Gefahr für Landesregierung
Noch entgegnet die Landesregierung der Kritik gelassen, dass sie das Problem nicht recht verstehe. Denn schließlich käme mit den Castoren aus La Hague deutlich weniger Atommüll nach Philippsburg als ursprünglich geplant. Helmfried Meinel:
"Wenn die Laufzeitverlängerung tatsächlich bis zum Ende durchgelaufen wäre, wäre sehr viel mehr Müll tatsächlich an den Standorten eingelagert worden. Was jetzt kommt mit den fünf Castoren ist mittelaktiver Abfall und das radioaktive Inventar würde sich um 0,004 Prozent erhöhen."
Dennoch ist die Angelegenheit für die grün-rote Landesregierung nicht ungefährlich.

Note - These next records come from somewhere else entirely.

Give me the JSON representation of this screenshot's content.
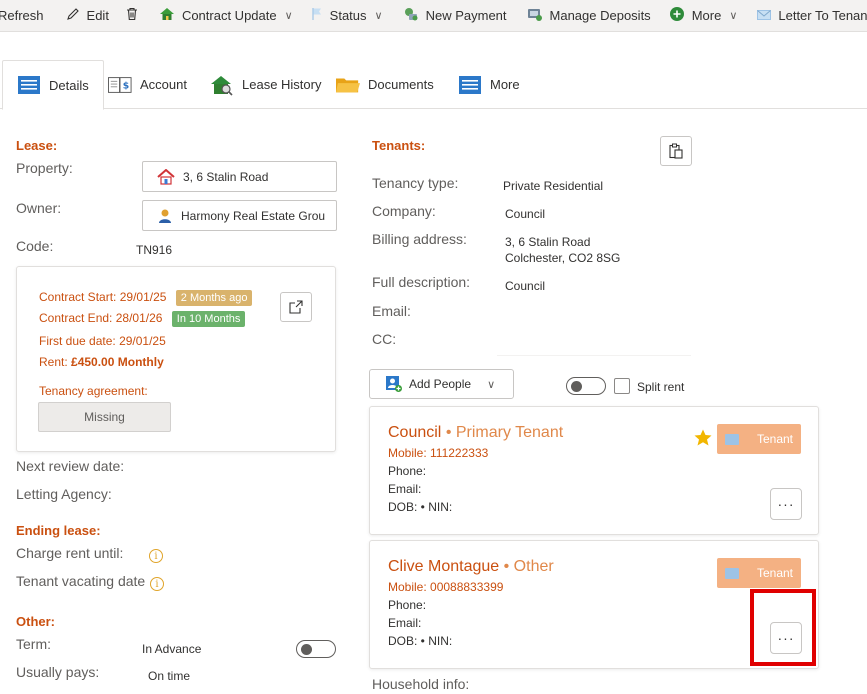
{
  "toolbar": {
    "refresh": "Refresh",
    "edit": "Edit",
    "contract_update": "Contract Update",
    "status": "Status",
    "new_payment": "New Payment",
    "manage_deposits": "Manage Deposits",
    "more": "More",
    "letter_to_tenant": "Letter To Tenant"
  },
  "tabs": [
    "Details",
    "Account",
    "Lease History",
    "Documents",
    "More"
  ],
  "lease": {
    "heading": "Lease:",
    "property_label": "Property:",
    "property_value": "3, 6 Stalin Road",
    "owner_label": "Owner:",
    "owner_value": "Harmony Real Estate Grou",
    "code_label": "Code:",
    "code_value": "TN916"
  },
  "contract": {
    "start_label": "Contract Start:",
    "start_value": "29/01/25",
    "start_badge": "2 Months ago",
    "end_label": "Contract End:",
    "end_value": "28/01/26",
    "end_badge": "In 10 Months",
    "first_due_label": "First due date:",
    "first_due_value": "29/01/25",
    "rent_label": "Rent:",
    "rent_value": "£450.00",
    "rent_freq": "Monthly",
    "agreement_label": "Tenancy agreement:",
    "agreement_value": "Missing"
  },
  "left_misc": {
    "next_review": "Next review date:",
    "letting_agency": "Letting Agency:",
    "ending_heading": "Ending lease:",
    "charge_rent": "Charge rent until:",
    "tenant_vacating": "Tenant vacating date",
    "other_heading": "Other:",
    "term_label": "Term:",
    "term_value": "In Advance",
    "usually_pays_label": "Usually pays:",
    "usually_pays_value": "On time"
  },
  "tenants": {
    "heading": "Tenants:",
    "tenancy_type_label": "Tenancy type:",
    "tenancy_type_value": "Private Residential",
    "company_label": "Company:",
    "company_value": "Council",
    "billing_label": "Billing address:",
    "billing_line1": "3, 6 Stalin Road",
    "billing_line2": "Colchester, CO2 8SG",
    "full_desc_label": "Full description:",
    "full_desc_value": "Council",
    "email_label": "Email:",
    "cc_label": "CC:",
    "add_people": "Add People",
    "split_rent": "Split rent",
    "household_info": "Household info:"
  },
  "people": [
    {
      "name": "Council",
      "role": "• Primary Tenant",
      "mobile": "Mobile: 111222333",
      "phone": "Phone:",
      "email": "Email:",
      "dob": "DOB:  • NIN:",
      "tag": "Tenant",
      "ellipsis": "···"
    },
    {
      "name": "Clive Montague",
      "role": "• Other",
      "mobile": "Mobile: 00088833399",
      "phone": "Phone:",
      "email": "Email:",
      "dob": "DOB:  • NIN:",
      "tag": "Tenant",
      "ellipsis": "···"
    }
  ],
  "colors": {
    "accent_orange": "#ca5010",
    "badge_tan": "#d9b36c",
    "badge_green": "#6bb26b",
    "tenant_tag": "#f4b183",
    "highlight_red": "#e00000"
  },
  "icons": {
    "refresh": "refresh-icon",
    "edit": "pencil-icon",
    "delete": "trash-icon",
    "contract_update": "house-icon",
    "status": "flag-icon",
    "new_payment": "payment-icon",
    "manage_deposits": "deposit-icon",
    "more": "plus-circle-icon",
    "letter": "envelope-icon"
  }
}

Sie hat sich bei Regierungsantritt einer "Politik des Gehörtwerdens" verpflichtet - und wenn die Lagerung der Castoren in Philippsburg gegen den ausdrücklichen Willen der Menschen vor Ort durchgezogen wird, wird das Zweifel an der Glaubwürdigkeit dieser Politik nähren.
Die Position bei den Grünen in Baden-Württemberg ist allerdings klar – klar für die Castoren in Philippsburg. Jetzt sind es die Umweltverbände wie der BUND, die zögern, ob sie bei der Arbeitsgruppe mitmachen sollen, die den Weg zur neuen Endlagersuche begleiten soll.